Somewhere down the line – my assumption would be that it happened somewhere between the late 1980s and the early 2000s – businesses realized that statistics could be manipulated in ways to get consumers to believe a particular way. I am sure its been done in various ways throughout History — its far too easy to do — but I believe the wholesale corruption of statistical analysis took place somewhere in there. And purely for the benefit of capturing the consumer dollar. Do I have proof? Hardly. Only a semi-educated guess. But I have seen many data studies, where data has been thrown out for being “outside of the statistical means”. In other words, the outliers have been removed from the equation, so as to smooth the data results. For those that may not remember their bell curve mathematics, outliers are those data points that fall outside of the primary population that is being studied. And in the case of the CNN article, I would posit that non-mainstream faiths and their current, as well as their new adherents, are considered to be outliers for this study.

What does it mean? Nothing much, really. Unless you take this particular study as empirical data, and its conclusions as concrete fact. Then, there’s a problem. But…to be perfectly blunt and honest, no one really cares about that.

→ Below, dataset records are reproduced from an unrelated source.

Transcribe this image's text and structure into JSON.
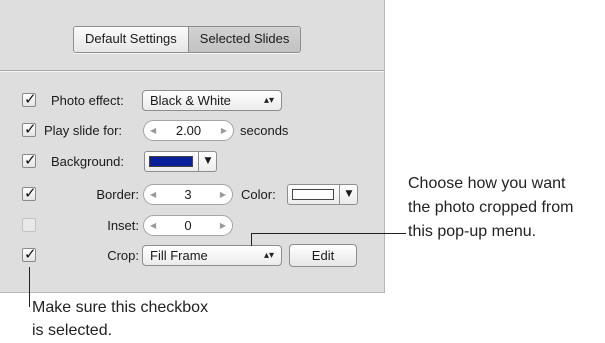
{
  "tabs": [
    {
      "label": "Default Settings",
      "active": false
    },
    {
      "label": "Selected Slides",
      "active": true
    }
  ],
  "rows": {
    "photo_effect": {
      "checked": true,
      "label": "Photo effect:",
      "value": "Black & White"
    },
    "play_slide": {
      "checked": true,
      "label": "Play slide for:",
      "value": "2.00",
      "unit": "seconds"
    },
    "background": {
      "checked": true,
      "label": "Background:",
      "color": "#0a1f9a"
    },
    "border": {
      "checked": true,
      "label": "Border:",
      "value": "3",
      "color_label": "Color:",
      "color": "#ffffff"
    },
    "inset": {
      "checked": false,
      "label": "Inset:",
      "value": "0"
    },
    "crop": {
      "checked": true,
      "label": "Crop:",
      "value": "Fill Frame",
      "edit_label": "Edit"
    }
  },
  "callouts": {
    "crop": [
      "Choose how you want",
      "the photo cropped from",
      "this pop-up menu."
    ],
    "checkbox": [
      "Make sure this checkbox",
      "is selected."
    ]
  },
  "icons": {
    "check": "checkmark-icon",
    "popup": "updown-arrows-icon",
    "stepper_left": "triangle-left-icon",
    "stepper_right": "triangle-right-icon",
    "dropdown": "triangle-down-icon"
  }
}
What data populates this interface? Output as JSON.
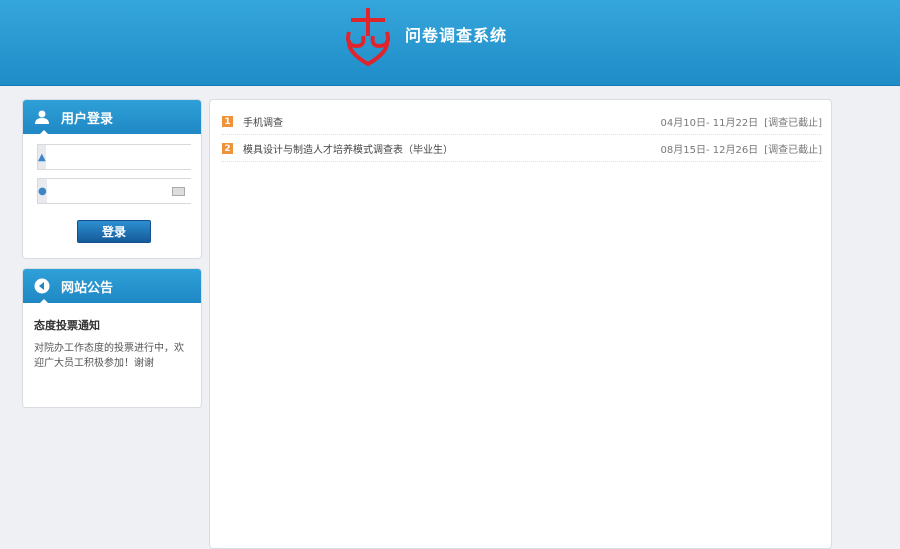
{
  "header": {
    "title": "问卷调查系统",
    "logo_text": "吉"
  },
  "login": {
    "title": "用户登录",
    "username_placeholder": "",
    "password_placeholder": "",
    "button": "登录"
  },
  "notice": {
    "title": "网站公告",
    "item_title": "态度投票通知",
    "item_text": "对院办工作态度的投票进行中，欢迎广大员工积极参加！谢谢"
  },
  "surveys": [
    {
      "num": "1",
      "title": "手机调查",
      "dates": "04月10日- 11月22日",
      "status": "[调查已截止]"
    },
    {
      "num": "2",
      "title": "模具设计与制造人才培养模式调查表（毕业生）",
      "dates": "08月15日- 12月26日",
      "status": "[调查已截止]"
    }
  ],
  "colors": {
    "header": "#2a9bd4",
    "accent_orange": "#f0923a",
    "logo_red": "#e0242c"
  }
}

No one is going to dig into the particulars of a study to see where the source data came from, as well as what data was removed as being “inconsistent” or “skewed” — or even an explanation on the “whys” of this. And thus, statistical analysis remains a “dark art” — not one cloaked in evil, just one shrouded in the darkness of a forgotten corner.

ADDITIONAL

As I read through parts of the PEW Report, I discovered that the bias is not in the report, but rather in the CNN article itself. Paganism seems to be lumped into the “Folk Religions” area, or possible the “Other Religions” part of the study. It will certainly be interesting to read, at least for me.